Передо мной встают две фигуры: Кузьма Б. и Никита К. Оба они, что называется, «вышли из народа», отец одного из них был крестьянином, а другой – был сиротой. Он имел только одного родственника – полицейского стражника, человека простого и довольно грубого. Кузьма, подобно Ломоносову, прибыл в наш город пешком: удрал с хутора, где жила его семья.
Отец не хотел давать ему образование, считая, что это ни к чему доброму не ведущее баловство. Сам трудолюбивый, хотя и не очень удачливый крестьянин, он хотел, чтобы его сын шел по той же верной и честной (как он говорил) дороге.
Но Кузьма каким-то непостижимым образом научился читать, и чтение до такой степени увлекло его, что в одну дождливую осень он сбежал со двора и пешком пришел в город. Здесь у него были родственники, люди очень бедные. Для них было бы непосильной тяжестью содержать лишний рот, да еще ученика – ведь ученику нужны и тетради, и книги, и форма. Насколько я знаю, отец Кузьмы смилостивился и на первое время помог сыну.
Однако уже с третьего класса (Кузьма сначала учился в городской школе, а потом перешел в реальное училище), он сам содержал себя уроками и… работой. Учебное время года он проводил в городе, причем учился сам, репетировал, подготовлял к переэкзаменовкам, писал всякого рода сочинения. А летом – отец требовал Кузьму к себе на хутор. Надо сказать, что и отец и сын были просто влюблены в землю. Это довольно редкий случай у инородцев Северного Кавказа. Оба они, осетины-христиане, верили в тысячи примет, связанных с «религией земли». И право, их скорее можно было бы принять за язычников, поклоняющихся «матери сырой земле», нежели христианскому Богу.

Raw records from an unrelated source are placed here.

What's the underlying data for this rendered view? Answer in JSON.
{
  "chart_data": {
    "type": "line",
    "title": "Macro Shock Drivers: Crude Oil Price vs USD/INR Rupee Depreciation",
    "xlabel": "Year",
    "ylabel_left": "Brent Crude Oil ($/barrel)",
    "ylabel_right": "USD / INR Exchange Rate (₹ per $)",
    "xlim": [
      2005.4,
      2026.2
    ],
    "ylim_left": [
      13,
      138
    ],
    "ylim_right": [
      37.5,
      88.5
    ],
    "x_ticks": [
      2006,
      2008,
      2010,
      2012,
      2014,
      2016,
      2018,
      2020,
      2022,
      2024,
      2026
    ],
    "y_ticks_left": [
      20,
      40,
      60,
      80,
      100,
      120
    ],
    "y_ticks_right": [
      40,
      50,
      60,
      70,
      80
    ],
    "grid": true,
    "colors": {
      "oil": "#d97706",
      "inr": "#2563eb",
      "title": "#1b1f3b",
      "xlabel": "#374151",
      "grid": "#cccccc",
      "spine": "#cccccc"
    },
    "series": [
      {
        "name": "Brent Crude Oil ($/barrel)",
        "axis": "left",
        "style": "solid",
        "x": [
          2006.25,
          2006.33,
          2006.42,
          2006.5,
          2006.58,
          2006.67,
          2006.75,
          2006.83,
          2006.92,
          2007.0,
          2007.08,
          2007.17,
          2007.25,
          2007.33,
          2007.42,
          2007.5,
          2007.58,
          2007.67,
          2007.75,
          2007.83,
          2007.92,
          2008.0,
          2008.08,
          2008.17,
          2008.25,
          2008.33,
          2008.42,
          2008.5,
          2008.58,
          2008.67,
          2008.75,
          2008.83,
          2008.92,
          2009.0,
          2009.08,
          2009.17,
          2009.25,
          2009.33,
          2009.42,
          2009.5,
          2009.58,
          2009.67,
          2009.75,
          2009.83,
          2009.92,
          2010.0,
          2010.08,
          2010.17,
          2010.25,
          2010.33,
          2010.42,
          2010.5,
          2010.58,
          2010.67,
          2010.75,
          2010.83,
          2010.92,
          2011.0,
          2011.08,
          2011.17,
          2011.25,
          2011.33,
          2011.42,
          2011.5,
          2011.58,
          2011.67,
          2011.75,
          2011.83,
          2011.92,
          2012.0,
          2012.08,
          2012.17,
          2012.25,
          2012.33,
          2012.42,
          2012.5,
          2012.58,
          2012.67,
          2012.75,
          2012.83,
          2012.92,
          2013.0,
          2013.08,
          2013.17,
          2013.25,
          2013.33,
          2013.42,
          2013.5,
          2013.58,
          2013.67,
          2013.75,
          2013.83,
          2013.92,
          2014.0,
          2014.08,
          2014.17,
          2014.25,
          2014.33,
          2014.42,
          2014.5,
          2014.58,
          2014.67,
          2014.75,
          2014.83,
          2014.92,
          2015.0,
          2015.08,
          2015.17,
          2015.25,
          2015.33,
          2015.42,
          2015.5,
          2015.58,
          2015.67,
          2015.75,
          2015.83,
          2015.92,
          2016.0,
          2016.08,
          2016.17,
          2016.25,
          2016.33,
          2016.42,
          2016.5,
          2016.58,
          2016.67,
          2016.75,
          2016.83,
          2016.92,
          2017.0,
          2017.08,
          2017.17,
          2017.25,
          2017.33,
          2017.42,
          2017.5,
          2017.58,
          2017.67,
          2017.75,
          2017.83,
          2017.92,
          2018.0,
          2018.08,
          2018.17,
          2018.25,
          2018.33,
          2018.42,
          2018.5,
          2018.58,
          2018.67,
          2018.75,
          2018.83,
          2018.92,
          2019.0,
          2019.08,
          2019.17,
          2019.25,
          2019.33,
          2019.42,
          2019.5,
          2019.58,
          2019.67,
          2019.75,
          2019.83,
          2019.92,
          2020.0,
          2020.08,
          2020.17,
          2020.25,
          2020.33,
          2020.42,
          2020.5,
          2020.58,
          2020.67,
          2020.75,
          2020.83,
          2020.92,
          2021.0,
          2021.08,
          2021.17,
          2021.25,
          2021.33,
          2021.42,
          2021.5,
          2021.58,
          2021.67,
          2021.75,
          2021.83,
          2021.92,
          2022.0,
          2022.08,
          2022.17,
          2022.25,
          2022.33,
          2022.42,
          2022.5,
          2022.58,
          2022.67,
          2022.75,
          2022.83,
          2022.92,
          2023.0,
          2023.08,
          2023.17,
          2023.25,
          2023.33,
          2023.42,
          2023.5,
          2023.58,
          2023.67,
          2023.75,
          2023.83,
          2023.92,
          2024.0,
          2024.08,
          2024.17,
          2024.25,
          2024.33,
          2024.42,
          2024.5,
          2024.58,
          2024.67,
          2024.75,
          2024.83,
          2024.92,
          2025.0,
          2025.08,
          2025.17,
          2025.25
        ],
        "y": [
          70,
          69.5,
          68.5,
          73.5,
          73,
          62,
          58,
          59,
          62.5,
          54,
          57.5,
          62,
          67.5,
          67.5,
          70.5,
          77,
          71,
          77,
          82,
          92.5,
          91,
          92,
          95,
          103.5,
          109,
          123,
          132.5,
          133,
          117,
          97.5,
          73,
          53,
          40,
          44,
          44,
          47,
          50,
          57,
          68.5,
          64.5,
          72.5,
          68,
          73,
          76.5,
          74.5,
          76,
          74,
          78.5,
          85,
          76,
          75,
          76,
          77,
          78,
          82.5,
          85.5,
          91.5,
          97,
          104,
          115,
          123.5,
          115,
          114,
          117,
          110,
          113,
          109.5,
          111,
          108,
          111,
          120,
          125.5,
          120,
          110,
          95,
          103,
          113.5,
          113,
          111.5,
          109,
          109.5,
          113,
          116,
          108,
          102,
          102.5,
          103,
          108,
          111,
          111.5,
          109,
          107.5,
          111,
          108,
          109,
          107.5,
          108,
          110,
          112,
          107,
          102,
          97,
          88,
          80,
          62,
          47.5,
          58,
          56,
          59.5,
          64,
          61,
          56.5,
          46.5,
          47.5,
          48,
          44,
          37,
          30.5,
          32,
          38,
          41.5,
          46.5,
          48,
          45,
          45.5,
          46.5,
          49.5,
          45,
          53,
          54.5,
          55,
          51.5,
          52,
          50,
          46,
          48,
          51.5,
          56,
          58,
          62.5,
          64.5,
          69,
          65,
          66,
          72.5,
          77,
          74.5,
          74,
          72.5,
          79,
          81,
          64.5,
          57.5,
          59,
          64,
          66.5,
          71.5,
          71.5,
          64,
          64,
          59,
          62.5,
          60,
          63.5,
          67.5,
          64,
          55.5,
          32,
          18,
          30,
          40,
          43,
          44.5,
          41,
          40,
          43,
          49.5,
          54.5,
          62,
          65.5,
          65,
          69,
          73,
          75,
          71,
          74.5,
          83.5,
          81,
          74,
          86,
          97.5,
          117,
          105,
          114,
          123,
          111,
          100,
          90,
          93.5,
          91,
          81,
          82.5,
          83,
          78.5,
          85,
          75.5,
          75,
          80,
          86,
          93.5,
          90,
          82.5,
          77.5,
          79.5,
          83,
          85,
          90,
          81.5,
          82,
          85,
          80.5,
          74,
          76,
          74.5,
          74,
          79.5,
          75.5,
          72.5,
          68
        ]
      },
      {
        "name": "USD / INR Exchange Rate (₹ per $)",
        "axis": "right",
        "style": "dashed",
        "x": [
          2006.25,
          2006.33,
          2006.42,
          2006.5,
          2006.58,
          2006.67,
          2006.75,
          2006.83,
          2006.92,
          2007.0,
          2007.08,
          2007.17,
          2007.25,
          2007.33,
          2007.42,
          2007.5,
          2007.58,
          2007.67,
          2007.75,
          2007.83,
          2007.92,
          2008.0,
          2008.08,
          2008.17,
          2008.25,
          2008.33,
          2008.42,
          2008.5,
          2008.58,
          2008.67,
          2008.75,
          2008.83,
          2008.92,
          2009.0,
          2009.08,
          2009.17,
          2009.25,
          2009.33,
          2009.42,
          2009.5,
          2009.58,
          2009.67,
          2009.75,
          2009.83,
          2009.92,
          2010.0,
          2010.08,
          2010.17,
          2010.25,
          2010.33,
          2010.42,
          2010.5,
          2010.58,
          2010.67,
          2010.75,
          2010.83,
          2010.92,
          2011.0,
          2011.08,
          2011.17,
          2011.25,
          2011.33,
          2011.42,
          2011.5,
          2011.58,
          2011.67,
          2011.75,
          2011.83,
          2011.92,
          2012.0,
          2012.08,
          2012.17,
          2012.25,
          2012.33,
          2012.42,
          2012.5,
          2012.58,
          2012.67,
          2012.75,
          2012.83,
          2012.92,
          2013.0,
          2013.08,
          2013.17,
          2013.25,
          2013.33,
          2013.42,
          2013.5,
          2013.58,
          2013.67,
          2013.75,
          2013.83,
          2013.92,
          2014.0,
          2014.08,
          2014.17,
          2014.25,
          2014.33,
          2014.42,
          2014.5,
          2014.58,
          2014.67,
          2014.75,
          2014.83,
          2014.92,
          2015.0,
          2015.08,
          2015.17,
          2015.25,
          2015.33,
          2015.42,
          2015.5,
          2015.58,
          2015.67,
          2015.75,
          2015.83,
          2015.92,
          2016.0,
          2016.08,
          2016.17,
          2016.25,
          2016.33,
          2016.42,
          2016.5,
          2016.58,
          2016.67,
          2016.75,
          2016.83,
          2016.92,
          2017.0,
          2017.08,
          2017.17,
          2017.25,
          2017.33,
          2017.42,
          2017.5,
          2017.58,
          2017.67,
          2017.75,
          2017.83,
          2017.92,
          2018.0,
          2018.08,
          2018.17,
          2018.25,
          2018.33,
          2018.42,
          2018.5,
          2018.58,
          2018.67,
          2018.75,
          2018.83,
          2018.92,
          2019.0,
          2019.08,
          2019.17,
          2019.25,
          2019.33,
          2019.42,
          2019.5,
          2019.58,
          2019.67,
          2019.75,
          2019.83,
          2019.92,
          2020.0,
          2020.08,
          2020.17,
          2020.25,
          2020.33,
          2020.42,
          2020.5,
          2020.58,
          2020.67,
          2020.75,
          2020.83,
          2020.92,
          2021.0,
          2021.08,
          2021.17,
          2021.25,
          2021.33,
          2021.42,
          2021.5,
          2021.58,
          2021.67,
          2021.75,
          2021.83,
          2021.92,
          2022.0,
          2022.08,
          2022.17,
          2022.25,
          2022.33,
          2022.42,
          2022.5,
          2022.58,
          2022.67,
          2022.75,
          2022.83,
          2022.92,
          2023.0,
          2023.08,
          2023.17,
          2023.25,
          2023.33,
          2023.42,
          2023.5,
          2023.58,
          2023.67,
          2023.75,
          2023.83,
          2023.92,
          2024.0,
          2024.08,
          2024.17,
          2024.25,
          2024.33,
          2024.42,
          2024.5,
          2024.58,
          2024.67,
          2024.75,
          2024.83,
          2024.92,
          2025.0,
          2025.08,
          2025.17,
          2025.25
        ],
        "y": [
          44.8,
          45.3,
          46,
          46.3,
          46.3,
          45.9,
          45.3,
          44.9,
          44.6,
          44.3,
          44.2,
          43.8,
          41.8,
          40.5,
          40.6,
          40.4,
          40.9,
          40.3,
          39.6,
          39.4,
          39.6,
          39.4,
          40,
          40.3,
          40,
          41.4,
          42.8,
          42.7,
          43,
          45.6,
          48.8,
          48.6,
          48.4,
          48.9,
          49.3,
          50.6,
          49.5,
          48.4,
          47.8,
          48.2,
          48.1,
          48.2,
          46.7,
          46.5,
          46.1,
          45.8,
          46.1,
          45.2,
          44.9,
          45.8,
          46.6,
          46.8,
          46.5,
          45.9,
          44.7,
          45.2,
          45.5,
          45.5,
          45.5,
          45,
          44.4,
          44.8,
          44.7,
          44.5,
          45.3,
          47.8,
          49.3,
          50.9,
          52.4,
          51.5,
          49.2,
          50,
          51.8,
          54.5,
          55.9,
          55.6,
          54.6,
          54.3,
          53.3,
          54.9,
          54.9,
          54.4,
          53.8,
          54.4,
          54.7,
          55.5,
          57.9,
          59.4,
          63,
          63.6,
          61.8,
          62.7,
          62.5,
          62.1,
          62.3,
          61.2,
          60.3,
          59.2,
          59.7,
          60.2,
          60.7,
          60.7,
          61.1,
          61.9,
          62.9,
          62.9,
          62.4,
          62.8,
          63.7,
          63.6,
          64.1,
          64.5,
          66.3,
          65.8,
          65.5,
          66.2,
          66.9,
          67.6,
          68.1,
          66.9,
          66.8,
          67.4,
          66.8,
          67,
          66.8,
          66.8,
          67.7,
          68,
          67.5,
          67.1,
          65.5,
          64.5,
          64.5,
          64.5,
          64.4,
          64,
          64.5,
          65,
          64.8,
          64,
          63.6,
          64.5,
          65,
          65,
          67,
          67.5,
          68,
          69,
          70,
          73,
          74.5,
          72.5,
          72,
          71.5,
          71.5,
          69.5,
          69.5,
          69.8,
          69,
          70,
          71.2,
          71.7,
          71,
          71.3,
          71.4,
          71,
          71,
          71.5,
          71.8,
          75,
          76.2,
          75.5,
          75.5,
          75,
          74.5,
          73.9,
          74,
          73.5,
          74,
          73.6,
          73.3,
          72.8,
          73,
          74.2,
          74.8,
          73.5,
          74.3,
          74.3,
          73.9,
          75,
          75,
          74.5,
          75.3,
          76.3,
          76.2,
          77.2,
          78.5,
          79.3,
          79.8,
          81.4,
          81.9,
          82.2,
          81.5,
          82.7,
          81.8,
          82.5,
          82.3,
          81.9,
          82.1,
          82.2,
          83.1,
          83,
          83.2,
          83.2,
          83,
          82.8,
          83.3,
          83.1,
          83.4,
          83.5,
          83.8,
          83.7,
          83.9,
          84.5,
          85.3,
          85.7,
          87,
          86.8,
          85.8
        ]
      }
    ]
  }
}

Кузьма работал у отца в качестве наемного рабочего. Отец аккуратно выплачивал ему заработанные деньги, не больше и не меньше. Он рассматривал Кузьму как самостоятельного человека, отвечающего за свои поступки.
Мать Кузьмы старалась сгладить создавшиеся таким образом отношения. Но это не удавалось, и не удавалось по вине Кузьмы. Он вошел в роль взрослого человека и не желал уступать никому, даже отцу и матери.
В классе пятом-шестом Кузьма на многие годы обогнал в развитии своих сверстников. К этому времени он считался одним из лучших педагогов в Моздоке. Преподавательская работа у него не переводилась. Странно и приятно было видеть шестнадцати-, семнадцатилетнего юношу, твердо и уверенно стоявшего в жизни, как говорится, на своих ногах. У него была квартира из одной комнаты, необыкновенно чистой и какой-то пахучей. Пахла она чистотой, прилежанием, порядком… я не знаю, чем еще, но бывать в этой комнате составляло истинную радость. В одном углу стояла кровать, очень бедная; в другом – этажерка с книгами. Каждую из этих книг Кузьма подолгу облюбовывал, месяцами собирал деньги, чтобы купить. Потом откладывались пятаки и копейки на переплет… Все книги были однообразно переплетены, стояли чинно, завешанные кисейной занавеской… Кузьма имел и убеждения: он был толстовцем, но с одной значительной поправкой: он считал необходимым противиться злу. В этом пункте он не разделял взглядов яснополянского графа.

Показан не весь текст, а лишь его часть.